True, peer pressure is not a new phenomenon. Keeping up with the Jones’s has always been with us. But nowadays it has assumed alarming proportions. Young people are taking to crime with far less compunction than before; robbery seems an easy solution to fund the incessant desire for indulging in the latest fashions, impressing your girlfriend at the pub; in short, just being hip. The gruesome murder not that long ago, of an old lady and her infant grandson is a case in point. That youngsters could even contemplate such a heinous crime just for a few hundred rupees is, sadly, a sign of the times. The urge to be part of the gang, to fit in, is so overpowering that these misguided youths will go to any lengths. And in many cases, the wrong doers come from fairly affluent families. So it is not desperation that derives them to commit these dreadful acts. It’s almost a game. And the frightening part is, the end is so important that they believe any means justify it. Even murder is not treated with the gravity it deserves.

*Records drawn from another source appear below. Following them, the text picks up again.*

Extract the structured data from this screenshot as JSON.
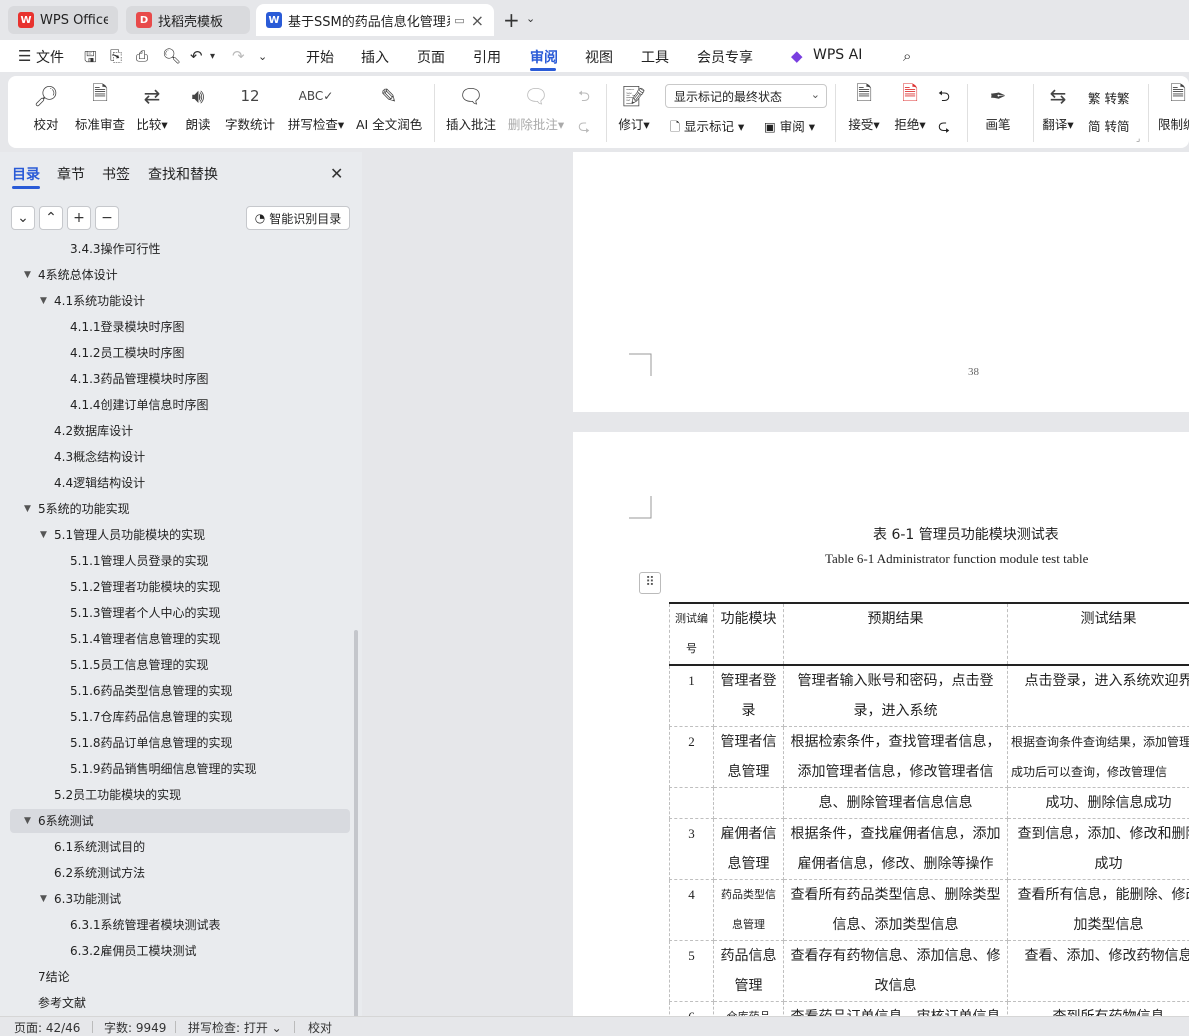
{
  "tabs": [
    {
      "label": "WPS Office",
      "logo": "wps-logo-icon",
      "color": "#e8322e"
    },
    {
      "label": "找稻壳模板",
      "logo": "docer-logo-icon",
      "color": "#e84a4a"
    },
    {
      "label": "基于SSM的药品信息化管理系",
      "logo": "writer-doc-icon",
      "color": "#2a5bd7"
    }
  ],
  "menu": {
    "file": "文件",
    "items": [
      "开始",
      "插入",
      "页面",
      "引用",
      "审阅",
      "视图",
      "工具",
      "会员专享"
    ],
    "active": "审阅",
    "wps_ai": "WPS AI"
  },
  "ribbon": {
    "proofread": "校对",
    "standard_review": "标准审查",
    "compare": "比较",
    "read_aloud": "朗读",
    "word_count": "字数统计",
    "spell_check": "拼写检查",
    "ai_polish": "AI 全文润色",
    "insert_comment": "插入批注",
    "delete_comment": "删除批注",
    "track_changes": "修订",
    "markup_mode": "显示标记的最终状态",
    "show_markup": "显示标记",
    "review": "审阅",
    "accept": "接受",
    "reject": "拒绝",
    "ink": "画笔",
    "translate": "翻译",
    "to_traditional": "转繁",
    "to_simplified": "转简",
    "restrict": "限制编"
  },
  "sidebar": {
    "tabs": [
      "目录",
      "章节",
      "书签",
      "查找和替换"
    ],
    "smart_toc": "智能识别目录",
    "toc": [
      {
        "label": "3.4.3操作可行性",
        "level": 3,
        "tri": false
      },
      {
        "label": "4系统总体设计",
        "level": 1,
        "tri": true
      },
      {
        "label": "4.1系统功能设计",
        "level": 2,
        "tri": true
      },
      {
        "label": "4.1.1登录模块时序图",
        "level": 3,
        "tri": false
      },
      {
        "label": "4.1.2员工模块时序图",
        "level": 3,
        "tri": false
      },
      {
        "label": "4.1.3药品管理模块时序图",
        "level": 3,
        "tri": false
      },
      {
        "label": "4.1.4创建订单信息时序图",
        "level": 3,
        "tri": false
      },
      {
        "label": "4.2数据库设计",
        "level": 2,
        "tri": false
      },
      {
        "label": "4.3概念结构设计",
        "level": 2,
        "tri": false
      },
      {
        "label": "4.4逻辑结构设计",
        "level": 2,
        "tri": false
      },
      {
        "label": "5系统的功能实现",
        "level": 1,
        "tri": true
      },
      {
        "label": "5.1管理人员功能模块的实现",
        "level": 2,
        "tri": true
      },
      {
        "label": "5.1.1管理人员登录的实现",
        "level": 3,
        "tri": false
      },
      {
        "label": "5.1.2管理者功能模块的实现",
        "level": 3,
        "tri": false
      },
      {
        "label": "5.1.3管理者个人中心的实现",
        "level": 3,
        "tri": false
      },
      {
        "label": "5.1.4管理者信息管理的实现",
        "level": 3,
        "tri": false
      },
      {
        "label": "5.1.5员工信息管理的实现",
        "level": 3,
        "tri": false
      },
      {
        "label": "5.1.6药品类型信息管理的实现",
        "level": 3,
        "tri": false
      },
      {
        "label": "5.1.7仓库药品信息管理的实现",
        "level": 3,
        "tri": false
      },
      {
        "label": "5.1.8药品订单信息管理的实现",
        "level": 3,
        "tri": false
      },
      {
        "label": "5.1.9药品销售明细信息管理的实现",
        "level": 3,
        "tri": false
      },
      {
        "label": "5.2员工功能模块的实现",
        "level": 2,
        "tri": false
      },
      {
        "label": "6系统测试",
        "level": 1,
        "tri": true,
        "selected": true
      },
      {
        "label": "6.1系统测试目的",
        "level": 2,
        "tri": false
      },
      {
        "label": "6.2系统测试方法",
        "level": 2,
        "tri": false
      },
      {
        "label": "6.3功能测试",
        "level": 2,
        "tri": true
      },
      {
        "label": "6.3.1系统管理者模块测试表",
        "level": 3,
        "tri": false
      },
      {
        "label": "6.3.2雇佣员工模块测试",
        "level": 3,
        "tri": false
      },
      {
        "label": "7结论",
        "level": 1,
        "tri": false
      },
      {
        "label": "参考文献",
        "level": 1,
        "tri": false
      }
    ]
  },
  "document": {
    "page_number": "38",
    "table_caption_cn": "表 6-1  管理员功能模块测试表",
    "table_caption_en": "Table 6-1 Administrator function module test table",
    "headers": [
      "测试编号",
      "功能模块",
      "预期结果",
      "测试结果"
    ],
    "rows": [
      [
        "1",
        "管理者登录",
        "管理者输入账号和密码，点击登录，进入系统",
        "点击登录，进入系统欢迎界"
      ],
      [
        "2",
        "管理者信息管理",
        "根据检索条件，查找管理者信息，添加管理者信息，修改管理者信",
        "根据查询条件查询结果，添加管理者成功后可以查询，修改管理信"
      ],
      [
        "",
        "",
        "息、删除管理者信息信息",
        "成功、删除信息成功"
      ],
      [
        "3",
        "雇佣者信息管理",
        "根据条件，查找雇佣者信息，添加雇佣者信息，修改、删除等操作",
        "查到信息，添加、修改和删除成功"
      ],
      [
        "4",
        "药品类型信息管理",
        "查看所有药品类型信息、删除类型信息、添加类型信息",
        "查看所有信息，能删除、修改加类型信息"
      ],
      [
        "5",
        "药品信息管理",
        "查看存有药物信息、添加信息、修改信息",
        "查看、添加、修改药物信息"
      ],
      [
        "6",
        "仓库药品",
        "查看药品订单信息、审核订单信息",
        "查到所有药物信息"
      ]
    ]
  },
  "status": {
    "page": "页面: 42/46",
    "words": "字数: 9949",
    "spell": "拼写检查: 打开",
    "proof": "校对"
  },
  "colors": {
    "accent": "#2a5bd7"
  }
}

So is there any solution? Certainly no easy one. The concept of the pampered son has always been part of Indian tradition, but parents seem to be taking it to extremes nowadays. In their eyes, their little darlings can do no wrong. So what if he wants the latest mobile? He or she has to keep up appearances. And it reflects on the family too. It would never do for the Mehtas to point fingers at the Patels and say they are too cheap to buy their child the latest gadget. And the child starts to believe that everything is within easy reach. And if it isn’t, it has to be obtained by any means whatever. Parents seem to forget that they were deprived of things when they were growing up; and it did not ruin their lives. They need to rediscover that simple but very important word. No.